As $$\X_{_\text{CT}}=X_{_\text{L}}\$$, it follows that $$\\frac1{\omega_{_0}\,\cdot \,C_{_\text{T}}}=\omega_{_0}\cdot L\$$. So, $$\\frac1{\omega_{_0}\,\cdot \,C_{_\text{T}}\,\cdot\,\omega_{_0}\cdot L}=1\$$ or $$\\omega_{_0}^2=\frac1{C_{_\text{T}}\,\cdot\, L}\$$. That's how you get the fact that $$\\omega_{_0}=\frac1{\sqrt{L\,\cdot\,C_{_\text{T}}}}\$$. So, by definition, you are computing the (angular) frequency that causes the two impedances to be equal.

The combined impedance will be $$\Z_{_\text{T}}=X_{_\text{CT}}\mid\mid X_{_\text{L}}\$$. You can easily arrive at $$\Z_{_\text{T}}=\frac12\sqrt{\frac{L}{C_{_\text{T}}}}\$$, at resonance.

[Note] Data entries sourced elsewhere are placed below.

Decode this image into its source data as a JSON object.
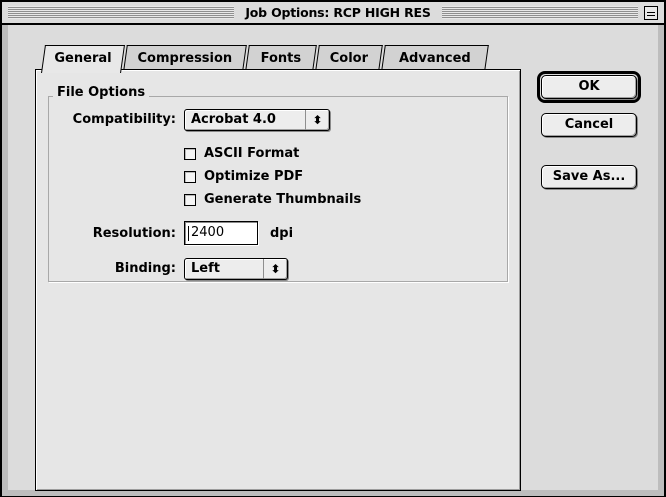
{
  "window": {
    "title": "Job Options: RCP HIGH RES"
  },
  "tabs": [
    {
      "label": "General",
      "active": true
    },
    {
      "label": "Compression",
      "active": false
    },
    {
      "label": "Fonts",
      "active": false
    },
    {
      "label": "Color",
      "active": false
    },
    {
      "label": "Advanced",
      "active": false
    }
  ],
  "file_options": {
    "group_label": "File Options",
    "compatibility_label": "Compatibility:",
    "compatibility_value": "Acrobat 4.0",
    "checkboxes": [
      {
        "label": "ASCII Format",
        "checked": false
      },
      {
        "label": "Optimize PDF",
        "checked": false
      },
      {
        "label": "Generate Thumbnails",
        "checked": false
      }
    ],
    "resolution_label": "Resolution:",
    "resolution_value": "2400",
    "resolution_unit": "dpi",
    "binding_label": "Binding:",
    "binding_value": "Left"
  },
  "buttons": {
    "ok": "OK",
    "cancel": "Cancel",
    "save_as": "Save As..."
  },
  "icons": {
    "popup_arrows": "updown-arrows-icon",
    "collapse": "collapse-box-icon"
  },
  "colors": {
    "window_bg": "#dcdcdc",
    "panel_bg": "#e6e6e6"
  }
}
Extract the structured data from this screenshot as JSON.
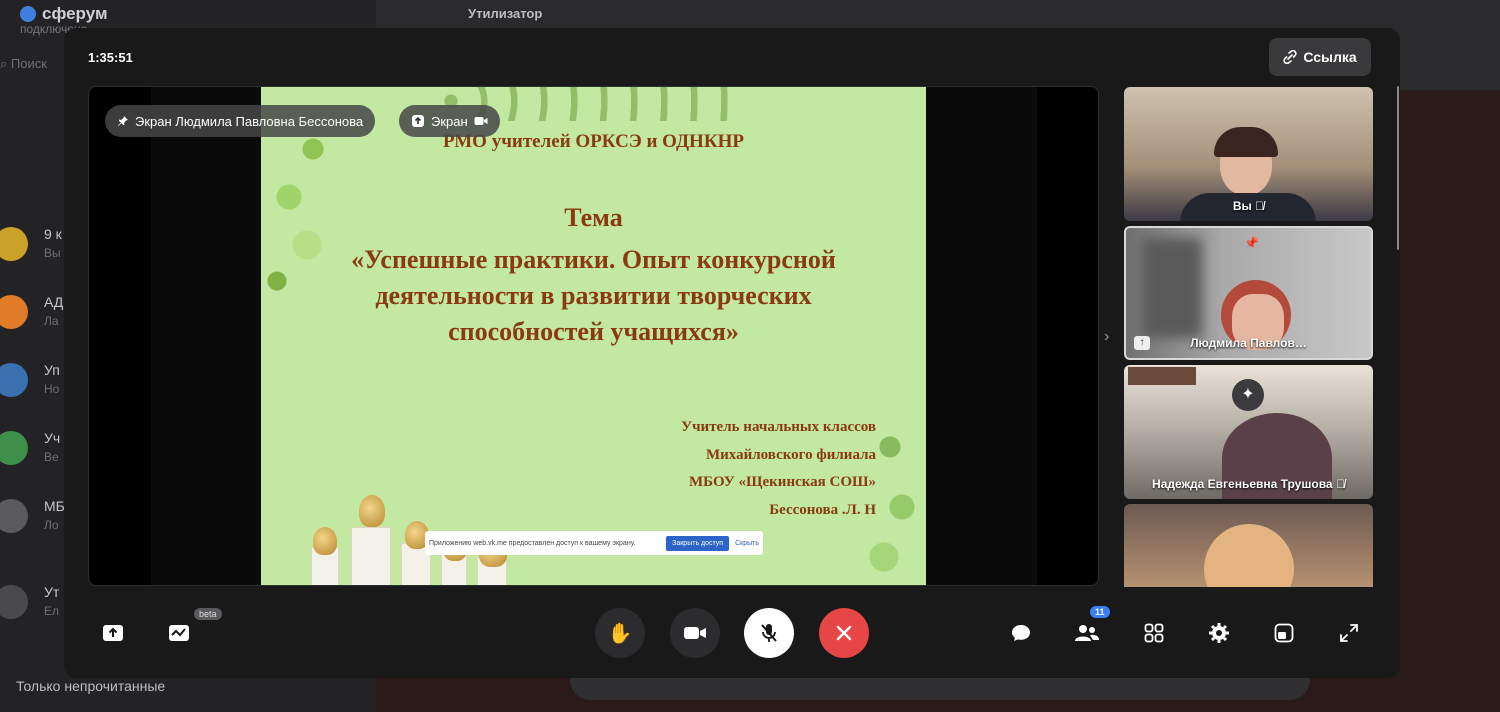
{
  "background_app": {
    "brand": "сферум",
    "subtitle": "подключено",
    "search_placeholder": "Поиск",
    "chat_title": "Утилизатор",
    "chat_subtitle": "",
    "chats": [
      {
        "name": "9 к",
        "preview": "Вы",
        "color": "#c9a227"
      },
      {
        "name": "АД",
        "preview": "Ла",
        "color": "#e07b2a"
      },
      {
        "name": "Уп",
        "preview": "Но",
        "color": "#3a6fb0"
      },
      {
        "name": "Уч",
        "preview": "Ве",
        "color": "#3e8f4a"
      },
      {
        "name": "МБ",
        "preview": "Ло",
        "color": "#5a5a5e"
      },
      {
        "name": "Ут",
        "preview": "Ел",
        "color": "#4a4a4e"
      }
    ],
    "unread_filter": "Только непрочитанные"
  },
  "call": {
    "timer": "1:35:51",
    "link_label": "Ссылка",
    "pinned_chip": "Экран Людмила Павловна Бессонова",
    "screen_chip": "Экран",
    "slide": {
      "header": "РМО учителей ОРКСЭ  и ОДНКНР",
      "topic_label": "Тема",
      "topic_lines": [
        "«Успешные практики. Опыт конкурсной",
        "деятельности в развитии творческих",
        "способностей учащихся»"
      ],
      "author_lines": [
        "Учитель начальных классов",
        "Михайловского филиала",
        "МБОУ «Щекинская СОШ»",
        "Бессонова .Л. Н"
      ]
    },
    "share_notice": {
      "text": "Приложению web.vk.me предоставлен доступ к вашему экрану.",
      "stop_button": "Закрыть доступ",
      "hide_link": "Скрыть"
    },
    "participants": [
      {
        "name": "Вы",
        "muted": true,
        "bg": "#a99a86"
      },
      {
        "name": "Людмила Павлов…",
        "muted": false,
        "bg": "#9c9c9c"
      },
      {
        "name": "Надежда Евгеньевна Трушова",
        "muted": true,
        "bg": "#8a8680"
      },
      {
        "name": "",
        "muted": false,
        "bg": "#6a5a50"
      }
    ],
    "toolbar": {
      "share_icon": "share-screen-icon",
      "effects_icon": "effects-icon",
      "beta_label": "beta",
      "hand_icon": "raise-hand-icon",
      "camera_icon": "camera-icon",
      "mic_icon": "mic-off-icon",
      "end_icon": "end-call-icon",
      "chat_icon": "chat-icon",
      "participants_icon": "participants-icon",
      "participants_count": "11",
      "grid_icon": "grid-icon",
      "settings_icon": "settings-icon",
      "layout_icon": "layout-icon",
      "fullscreen_icon": "fullscreen-icon"
    },
    "colors": {
      "end_call": "#e64646",
      "badge": "#3a7ff0",
      "slide_bg": "#c3e8a2",
      "slide_text": "#8a3a10"
    }
  }
}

I don't know if you are thinking of a BJT (which works in CE, CB, and CC arrangements), JFET or opamp solutions, but in all cases of oscillation you must have positive feedback that is sufficient to sustain the oscillation. This is where you need to make sure that your loaded output feedback followed by the attenuation of the capacitive divider and its loading at the input are sufficient at the required phase.

You wrote almost nothing about what you are attempting and I am not interested in attempting to write chapter and verse on the topic, even if I could (which I could not.) So I'm stopping here.